A long-standing U.S. law bars the use of NASA funds for projects with China or Chinese-owned companies without congressional approval due to concerns about the potential transfer of sensitive U.S. data or technologies to China.

U.S. Ambassador to China Nicholas Burns has said he does not believe the Chinese are interested in cooperating with the United States on space research.

“I don’t believe the Chinese have shown much of an interest in working with the United States” on space, Burns said during a Council on Foreign Relations event in December. “So in a way it’s contested. It’s a contested area and we feel comfortable with where we are.”

Even if U.S. researchers were given access to the latest samples, it would take many years before they could study them.

International researchers waited three years to apply for access to samples from the previous mission, Chang’e 5, which landed and returned to Earth in 2020. Ten applicants were interviewed in April this year, and China has yet to announce its selection. Five of those applicants were American.

The samples from the latest mission could be “very different” from the rocks collected from the near side of the moon from previous missions, researchers say. The materials collected by Chang’e 6 from the far side are believed to be older samples that can help explain the early history of the moon, experts say.

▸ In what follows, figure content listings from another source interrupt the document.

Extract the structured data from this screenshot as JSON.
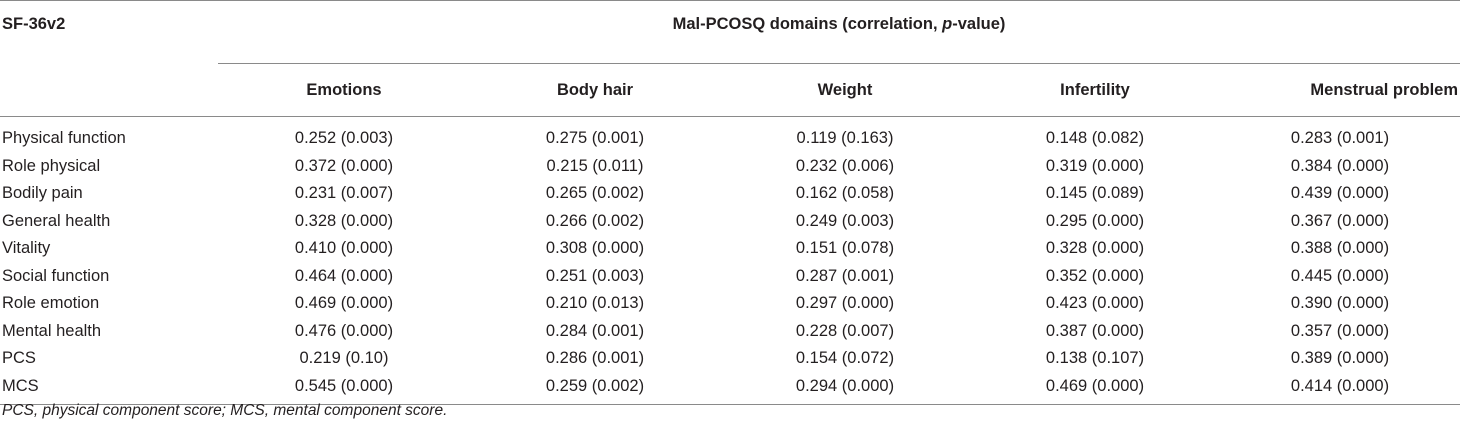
{
  "table": {
    "stub_header": "SF-36v2",
    "group_header_prefix": "Mal-PCOSQ domains (correlation, ",
    "group_header_italic": "p",
    "group_header_suffix": "-value)",
    "columns": [
      "Emotions",
      "Body hair",
      "Weight",
      "Infertility",
      "Menstrual problem"
    ],
    "rows": [
      {
        "label": "Physical function",
        "cells": [
          "0.252 (0.003)",
          "0.275 (0.001)",
          "0.119 (0.163)",
          "0.148 (0.082)",
          "0.283 (0.001)"
        ]
      },
      {
        "label": "Role physical",
        "cells": [
          "0.372 (0.000)",
          "0.215 (0.011)",
          "0.232 (0.006)",
          "0.319 (0.000)",
          "0.384 (0.000)"
        ]
      },
      {
        "label": "Bodily pain",
        "cells": [
          "0.231 (0.007)",
          "0.265 (0.002)",
          "0.162 (0.058)",
          "0.145 (0.089)",
          "0.439 (0.000)"
        ]
      },
      {
        "label": "General health",
        "cells": [
          "0.328 (0.000)",
          "0.266 (0.002)",
          "0.249 (0.003)",
          "0.295 (0.000)",
          "0.367 (0.000)"
        ]
      },
      {
        "label": "Vitality",
        "cells": [
          "0.410 (0.000)",
          "0.308 (0.000)",
          "0.151 (0.078)",
          "0.328 (0.000)",
          "0.388 (0.000)"
        ]
      },
      {
        "label": "Social function",
        "cells": [
          "0.464 (0.000)",
          "0.251 (0.003)",
          "0.287 (0.001)",
          "0.352 (0.000)",
          "0.445 (0.000)"
        ]
      },
      {
        "label": "Role emotion",
        "cells": [
          "0.469 (0.000)",
          "0.210 (0.013)",
          "0.297 (0.000)",
          "0.423 (0.000)",
          "0.390 (0.000)"
        ]
      },
      {
        "label": "Mental health",
        "cells": [
          "0.476 (0.000)",
          "0.284 (0.001)",
          "0.228 (0.007)",
          "0.387 (0.000)",
          "0.357 (0.000)"
        ]
      },
      {
        "label": "PCS",
        "cells": [
          "0.219 (0.10)",
          "0.286 (0.001)",
          "0.154 (0.072)",
          "0.138 (0.107)",
          "0.389 (0.000)"
        ]
      },
      {
        "label": "MCS",
        "cells": [
          "0.545 (0.000)",
          "0.259 (0.002)",
          "0.294 (0.000)",
          "0.469 (0.000)",
          "0.414 (0.000)"
        ]
      }
    ]
  },
  "footnote": "PCS, physical component score; MCS, mental component score."
}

Kentaro Terada, a professor at Osaka University studying planetary sciences who also applied for samples from a previous Chinese mission, said “there is the high possibility” that the far side samples might hold records of early moon and hopefully some terrestrial elements of billions of years ago, which scientists have failed to find from previous near-side samples.

“I am looking forward to seeing the isotopic differences between the far-side sample and the near-side sample [of] Apollo,” Terada said, adding that some early Earth elements may have been transported to the moon by winds and preserved in lunar soils.

Samples from the far side could be “a game changer,” said Frederic Moynier, a French cosmochemist who applied for Chinese lunar samples from a previous mission.

“Chang’e 6 with far side samples would be very important to test” previously held beliefs about the moon, Moynier said.